Le challenge est inédit : « imaginez déposer une poignée de sable sur une table sans un faire un tas conique, que chaque grain puisse trouver sa place au sein d’une structure. Que la projection de cuivre à froid permette la production de pièces industrielles de toutes tailles, rentables et produites partout et rapidement », poursuit-il.

Au sein d’une équipe académique mondialement reconnue depuis les années 90 dans le domaine de la fabrication additive basée sur ces procédés et pour des pièces à géométrie complexes et à forte valeur ajoutée, un programme de recherche est mis en œuvre.

Une programmation dédiée

 

Le bras qui produira cette première sera celui d’un robot : les gestes doivent être précis, fonctions d’une stratégie et d’une technicité ultimes dans la maitrise des paramètres cinématiques : maitrise de la distance entre le robot et le support, angle de projection optimal pour ne pas dégrader la compacité de la matière déposée, vitesse de balayage, trajectoire fidèle à la stratégie de dépôt, couche par couche, millimètre par millimètre. D’abord le centre, puis les bords, enfin les trajectoires de transition entre les zones.

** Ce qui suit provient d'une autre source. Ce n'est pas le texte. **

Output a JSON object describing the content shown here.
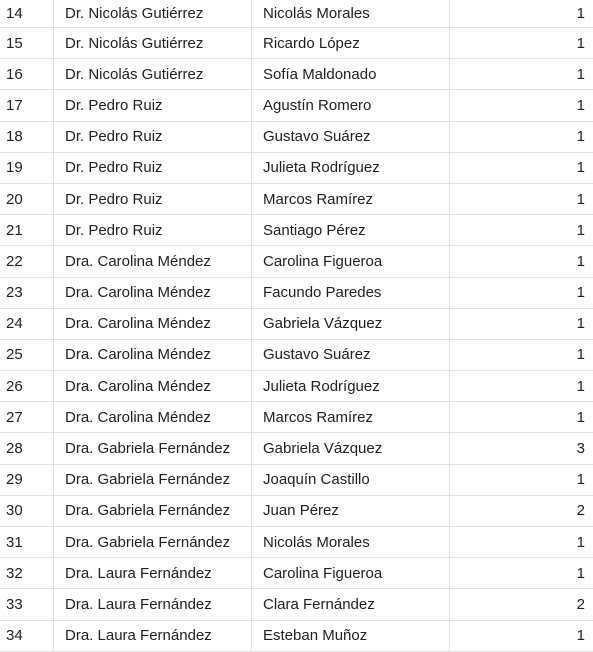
{
  "table": {
    "rows": [
      {
        "num": "14",
        "doctor": "Dr. Nicolás Gutiérrez",
        "patient": "Nicolás Morales",
        "count": "1"
      },
      {
        "num": "15",
        "doctor": "Dr. Nicolás Gutiérrez",
        "patient": "Ricardo López",
        "count": "1"
      },
      {
        "num": "16",
        "doctor": "Dr. Nicolás Gutiérrez",
        "patient": "Sofía Maldonado",
        "count": "1"
      },
      {
        "num": "17",
        "doctor": "Dr. Pedro Ruiz",
        "patient": "Agustín Romero",
        "count": "1"
      },
      {
        "num": "18",
        "doctor": "Dr. Pedro Ruiz",
        "patient": "Gustavo Suárez",
        "count": "1"
      },
      {
        "num": "19",
        "doctor": "Dr. Pedro Ruiz",
        "patient": "Julieta Rodríguez",
        "count": "1"
      },
      {
        "num": "20",
        "doctor": "Dr. Pedro Ruiz",
        "patient": "Marcos Ramírez",
        "count": "1"
      },
      {
        "num": "21",
        "doctor": "Dr. Pedro Ruiz",
        "patient": "Santiago Pérez",
        "count": "1"
      },
      {
        "num": "22",
        "doctor": "Dra. Carolina Méndez",
        "patient": "Carolina Figueroa",
        "count": "1"
      },
      {
        "num": "23",
        "doctor": "Dra. Carolina Méndez",
        "patient": "Facundo Paredes",
        "count": "1"
      },
      {
        "num": "24",
        "doctor": "Dra. Carolina Méndez",
        "patient": "Gabriela Vázquez",
        "count": "1"
      },
      {
        "num": "25",
        "doctor": "Dra. Carolina Méndez",
        "patient": "Gustavo Suárez",
        "count": "1"
      },
      {
        "num": "26",
        "doctor": "Dra. Carolina Méndez",
        "patient": "Julieta Rodríguez",
        "count": "1"
      },
      {
        "num": "27",
        "doctor": "Dra. Carolina Méndez",
        "patient": "Marcos Ramírez",
        "count": "1"
      },
      {
        "num": "28",
        "doctor": "Dra. Gabriela Fernández",
        "patient": "Gabriela Vázquez",
        "count": "3"
      },
      {
        "num": "29",
        "doctor": "Dra. Gabriela Fernández",
        "patient": "Joaquín Castillo",
        "count": "1"
      },
      {
        "num": "30",
        "doctor": "Dra. Gabriela Fernández",
        "patient": "Juan Pérez",
        "count": "2"
      },
      {
        "num": "31",
        "doctor": "Dra. Gabriela Fernández",
        "patient": "Nicolás Morales",
        "count": "1"
      },
      {
        "num": "32",
        "doctor": "Dra. Laura Fernández",
        "patient": "Carolina Figueroa",
        "count": "1"
      },
      {
        "num": "33",
        "doctor": "Dra. Laura Fernández",
        "patient": "Clara Fernández",
        "count": "2"
      },
      {
        "num": "34",
        "doctor": "Dra. Laura Fernández",
        "patient": "Esteban Muñoz",
        "count": "1"
      }
    ]
  }
}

La chaine numérique permettant cette production est totalement innovante. Au bout du bras robotisé, à l’image du cerveau, une programmation sur les bases d’un logiciel de conception et fabrication assistées par ordinateur.

« Nous avons travaillé sur des extensions logicielles spécifiques à la projection thermique, permettant la programmation du robot et la définition automatique de trajectoire par le biais de génération d’algorithmes propres à chaque couche déposée. Aujourd’hui, la production de la pièce est possible à partir d’un simple fichier de CAO, sans étape complexe et longue intermédiaire. Nous poursuivons le développement de nouveaux modules dédiés à la projection à froid », souligne Sihao Deng.

Si la main a vu le jour en un peu plus d’une heure, l’histoire ne fait que commencer pour cet ancien doctorant de l’UTBM en robotique industrielle dédiée à la projection thermique. « Le rendement de matière de plus de 90%, la rapidité et le coût de production de pièces ouvrent aux industriels des champs de développements majeurs pour la production ou la réparation de pièces industrielles, sans limite de dimension et sans recours à des atmosphères protectrices ».

Une première dans le domaine de la fabrication additive. Une fierté pour l’Université de Technologie de Belfort-Montbéliard et ses partenaires industriels.